All this has spurred someone to create “Occupy Flash“, a campaign to rid the world of the Flash Player plugin once and for all. It somewhat resembles a similar campaign to end the use of the defunct Internet Explorer 6 plugin.
To be perfectly honest, I cannot wait to see Flash die off completely, and I’ve been tempted to title this post something like “Flash Needs to Die” instead of framing it as a question.
There is plenty of reason to hate the Flash Player. It is proprietary, and up until Chrome started the trend of embedding it into the browser itself, it was a nuisance you had to install and upgrade manually yourself. It is also pretty heavy on resource usage, heating up our laptops more than anything else we might run in a browser, slowing things down, and even crashing. Adobe also hasn’t been all too kind to Mac and Linux users who have typically had an even worse experience.

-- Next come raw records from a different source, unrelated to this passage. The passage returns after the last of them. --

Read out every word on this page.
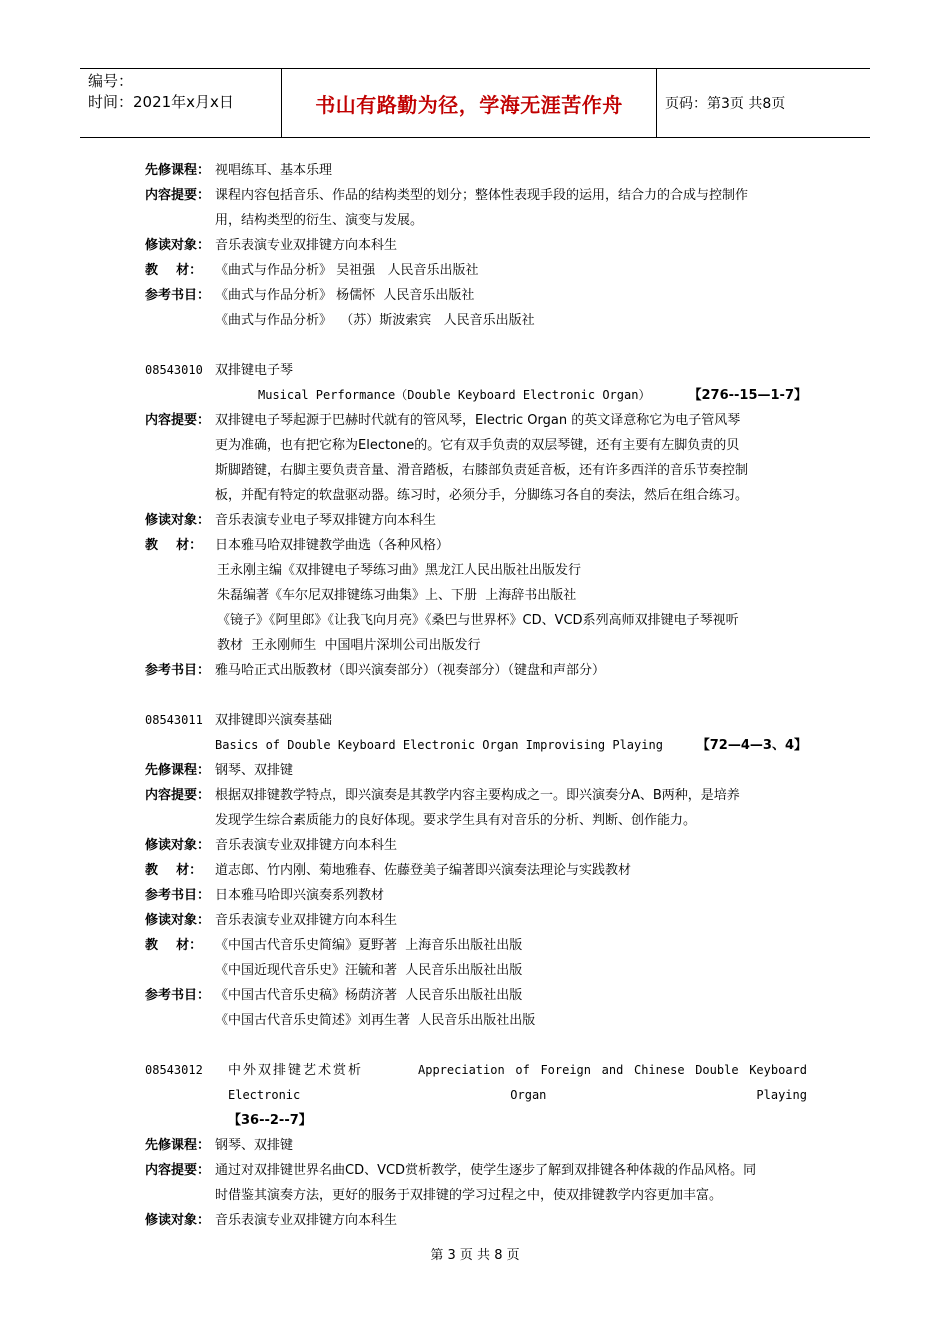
编号：
时间：2021年x月x日	书山有路勤为径，学海无涯苦作舟	页码：第3页 共8页
先修课程： 视唱练耳、基本乐理
内容提要： 课程内容包括音乐、作品的结构类型的划分；整体性表现手段的运用，结合力的合成与控制作
用，结构类型的衍生、演变与发展。
修读对象： 音乐表演专业双排键方向本科生
教    材： 《曲式与作品分析》 吴祖强   人民音乐出版社
参考书目： 《曲式与作品分析》 杨儒怀  人民音乐出版社
《曲式与作品分析》  （苏）斯波索宾   人民音乐出版社
08543010 双排键电子琴
Musical Performance（Double Keyboard Electronic Organ）	【276--15—1-7】
内容提要： 双排键电子琴起源于巴赫时代就有的管风琴，Electric Organ 的英文译意称它为电子管风琴
更为准确，也有把它称为Electone的。它有双手负责的双层琴键，还有主要有左脚负责的贝
斯脚踏键，右脚主要负责音量、滑音踏板，右膝部负责延音板，还有许多西洋的音乐节奏控制
板，并配有特定的软盘驱动器。练习时，必须分手，分脚练习各自的奏法，然后在组合练习。
修读对象： 音乐表演专业电子琴双排键方向本科生
教    材： 日本雅马哈双排键教学曲选（各种风格）
王永刚主编《双排键电子琴练习曲》黑龙江人民出版社出版发行
朱磊编著《车尔尼双排键练习曲集》上、下册  上海辞书出版社
《镜子》《阿里郎》《让我飞向月亮》《桑巴与世界杯》CD、VCD系列高师双排键电子琴视听
教材  王永刚师生  中国唱片深圳公司出版发行
参考书目： 雅马哈正式出版教材（即兴演奏部分）（视奏部分）（键盘和声部分）
08543011 双排键即兴演奏基础
Basics of Double Keyboard Electronic Organ Improvising Playing	【72—4—3、4】
先修课程： 钢琴、双排键
内容提要： 根据双排键教学特点，即兴演奏是其教学内容主要构成之一。即兴演奏分A、B两种，是培养
发现学生综合素质能力的良好体现。要求学生具有对音乐的分析、判断、创作能力。
修读对象： 音乐表演专业双排键方向本科生
教    材： 道志郎、竹内刚、菊地雅春、佐藤登美子编著即兴演奏法理论与实践教材
参考书目： 日本雅马哈即兴演奏系列教材
修读对象： 音乐表演专业双排键方向本科生
教    材： 《中国古代音乐史简编》夏野著  上海音乐出版社出版
《中国近现代音乐史》汪毓和著  人民音乐出版社出版
参考书目： 《中国古代音乐史稿》杨荫济著  人民音乐出版社出版
《中国古代音乐史简述》刘再生著  人民音乐出版社出版
08543012	中外双排键艺术赏析	Appreciation of Foreign and Chinese Double Keyboard
Electronic	Organ	Playing
【36--2--7】
先修课程： 钢琴、双排键
内容提要： 通过对双排键世界名曲CD、VCD赏析教学，使学生逐步了解到双排键各种体裁的作品风格。同
时借鉴其演奏方法，更好的服务于双排键的学习过程之中，使双排键教学内容更加丰富。
修读对象： 音乐表演专业双排键方向本科生
第 3 页 共 8 页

It seems as if the only reason we ever even put up with this thing is because of all the flashy stuff it allowed us to run in the browser. It is no wonder then that so many are eager to drop it the moment they saw an alternative that seems poised to offer similar functionality with virtually none of its negatives. That would be HTML5, of course.
The reason why I still frame this as a question, however, is all those nagging by Flash supporters who say that HTML5 doesn’t quite duplicate all of the functionality and robustness of Flash. Then there are many who point to specific web sites who offer critical functionality that depends on Flash, seeing it as a major reason not to drop it just yet.
These would suggest that dropping Flash completely right now would be premature, that we need to wait for HTML5 tools to become more powerful, and for vital sites that depend on Flash to completely switch over.
On the other hand, all of this could happen more quickly if there was a considerable populous push to get rid of Flash. Adobe itself is putting more focus on developing more powerful HTML5 tools, and this could help sites which still use Flash to switch over more quickly. If a lot of people start demanding Flash-free sites it could help further incentivize these efforts and accelerate the process.
Addendum: I’ve decided to disable Flash in my web browser and try going without it. YouTube HTML5 works really well, which means a lot. As for the sites which now tell me I need to install Flash to play their videos, this time around I’d like to tell them they are the ones who need to upgrade, not me. Either they stop using Flash or they lose me as a customer. The more people do this the less choice they will have but to stop requiring Flash.